When this corn to the kniht was sold,

He did it in an arc to hold,

And opened this arc the third day.

In the other it was more carefully put together. The trick of its secret spring, known only to the housewife and her lord—sometimes I dare say, only to the latter—it contained all the treasure the family could boast. Here were kept what parchments they possessed; here lay stored up fold on fold of household linen, venerated by the female inmates nearly as much as the grandmothers themselves, whose thrifty fingers had woven it in days long past and gone. We see thus that upon the whole the wright wrought his manufacture out of his own more specific material, seldom, at any rate, poaching upon the preserves of his friend the smith. The smith worked in iron and the metals. This good old Saxon name, with the many quaint changes that have been rung upon it, deserves a whole chapter to itself. How then can we hope to do justice to it in a few sentences? We do not know where to begin, and having once begun, the difficulty at once arises as to where we can end. How few of us reflect upon the close connexion that exists between the anvil and the smith himself, and yet it is because he smote thereupon that he got his name. As old Verstigan has it:—

From whence comes Smith, all be he knight or squire,

But from the smith that forgeth at the fire?

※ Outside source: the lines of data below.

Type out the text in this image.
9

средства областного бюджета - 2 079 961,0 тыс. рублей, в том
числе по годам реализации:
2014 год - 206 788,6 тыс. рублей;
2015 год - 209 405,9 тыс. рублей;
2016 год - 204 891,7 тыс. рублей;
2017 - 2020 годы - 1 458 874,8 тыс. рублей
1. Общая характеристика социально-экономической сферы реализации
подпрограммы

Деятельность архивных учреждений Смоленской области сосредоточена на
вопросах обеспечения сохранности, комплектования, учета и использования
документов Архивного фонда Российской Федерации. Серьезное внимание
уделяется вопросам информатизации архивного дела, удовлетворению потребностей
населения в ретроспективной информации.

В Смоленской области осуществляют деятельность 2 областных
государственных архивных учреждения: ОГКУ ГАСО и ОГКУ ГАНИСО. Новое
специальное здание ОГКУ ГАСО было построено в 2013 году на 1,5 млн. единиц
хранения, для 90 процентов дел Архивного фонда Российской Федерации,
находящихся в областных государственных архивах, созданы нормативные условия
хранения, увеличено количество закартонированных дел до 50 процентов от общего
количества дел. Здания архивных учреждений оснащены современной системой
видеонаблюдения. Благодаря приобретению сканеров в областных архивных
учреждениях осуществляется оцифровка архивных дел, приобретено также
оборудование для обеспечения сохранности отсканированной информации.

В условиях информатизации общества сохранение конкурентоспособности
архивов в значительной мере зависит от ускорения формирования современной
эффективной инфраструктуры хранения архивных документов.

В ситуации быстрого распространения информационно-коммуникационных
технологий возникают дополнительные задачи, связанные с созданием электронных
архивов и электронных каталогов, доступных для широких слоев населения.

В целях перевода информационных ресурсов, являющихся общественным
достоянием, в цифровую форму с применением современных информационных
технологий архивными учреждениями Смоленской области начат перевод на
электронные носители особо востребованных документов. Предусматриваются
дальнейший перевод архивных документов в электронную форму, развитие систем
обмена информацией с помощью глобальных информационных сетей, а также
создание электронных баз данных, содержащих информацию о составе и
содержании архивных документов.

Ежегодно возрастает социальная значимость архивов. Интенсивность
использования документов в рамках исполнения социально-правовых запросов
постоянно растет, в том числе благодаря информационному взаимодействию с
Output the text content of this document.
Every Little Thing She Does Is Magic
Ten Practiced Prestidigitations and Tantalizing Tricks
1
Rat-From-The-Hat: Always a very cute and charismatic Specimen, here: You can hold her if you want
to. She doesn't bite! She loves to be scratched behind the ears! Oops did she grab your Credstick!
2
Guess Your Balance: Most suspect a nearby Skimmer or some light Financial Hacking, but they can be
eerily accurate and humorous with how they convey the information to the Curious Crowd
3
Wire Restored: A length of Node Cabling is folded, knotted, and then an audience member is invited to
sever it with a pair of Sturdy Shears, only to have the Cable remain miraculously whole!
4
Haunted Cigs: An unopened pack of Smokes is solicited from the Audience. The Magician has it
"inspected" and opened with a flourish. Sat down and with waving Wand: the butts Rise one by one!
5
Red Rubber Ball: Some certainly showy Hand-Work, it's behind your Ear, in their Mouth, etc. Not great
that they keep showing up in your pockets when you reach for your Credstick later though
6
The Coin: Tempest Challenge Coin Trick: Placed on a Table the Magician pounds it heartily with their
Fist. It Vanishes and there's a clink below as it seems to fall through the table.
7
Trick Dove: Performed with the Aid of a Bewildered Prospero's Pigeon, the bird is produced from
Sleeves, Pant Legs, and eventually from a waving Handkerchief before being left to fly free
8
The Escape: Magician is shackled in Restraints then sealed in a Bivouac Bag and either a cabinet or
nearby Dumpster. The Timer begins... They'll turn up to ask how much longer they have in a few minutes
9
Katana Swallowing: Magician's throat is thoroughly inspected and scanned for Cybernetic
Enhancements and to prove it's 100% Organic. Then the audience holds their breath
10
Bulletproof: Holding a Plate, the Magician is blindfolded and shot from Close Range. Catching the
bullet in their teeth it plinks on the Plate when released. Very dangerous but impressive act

Putting in all the needs which in this agricultural age his occupation would be necessary to supply, still we could scarcely account for the enormous preponderance he has attained over other artisans, did we not remember that his services would also be required in the production of warlike implements. Sword and ploughshare alike would be to his hands. Chaucer speaks of:—

The smith

That forgeth sharpe swords on the stith.

Between and including the years 1838 and 1854 there were registered as born, or married, or dead, no less than 286,307 Smiths. Were we indeed to put into one community the persons who bear this name in our land, we should have a town larger than Leeds, and scarcely inferior in size and importance to that of the capital of the midland counties.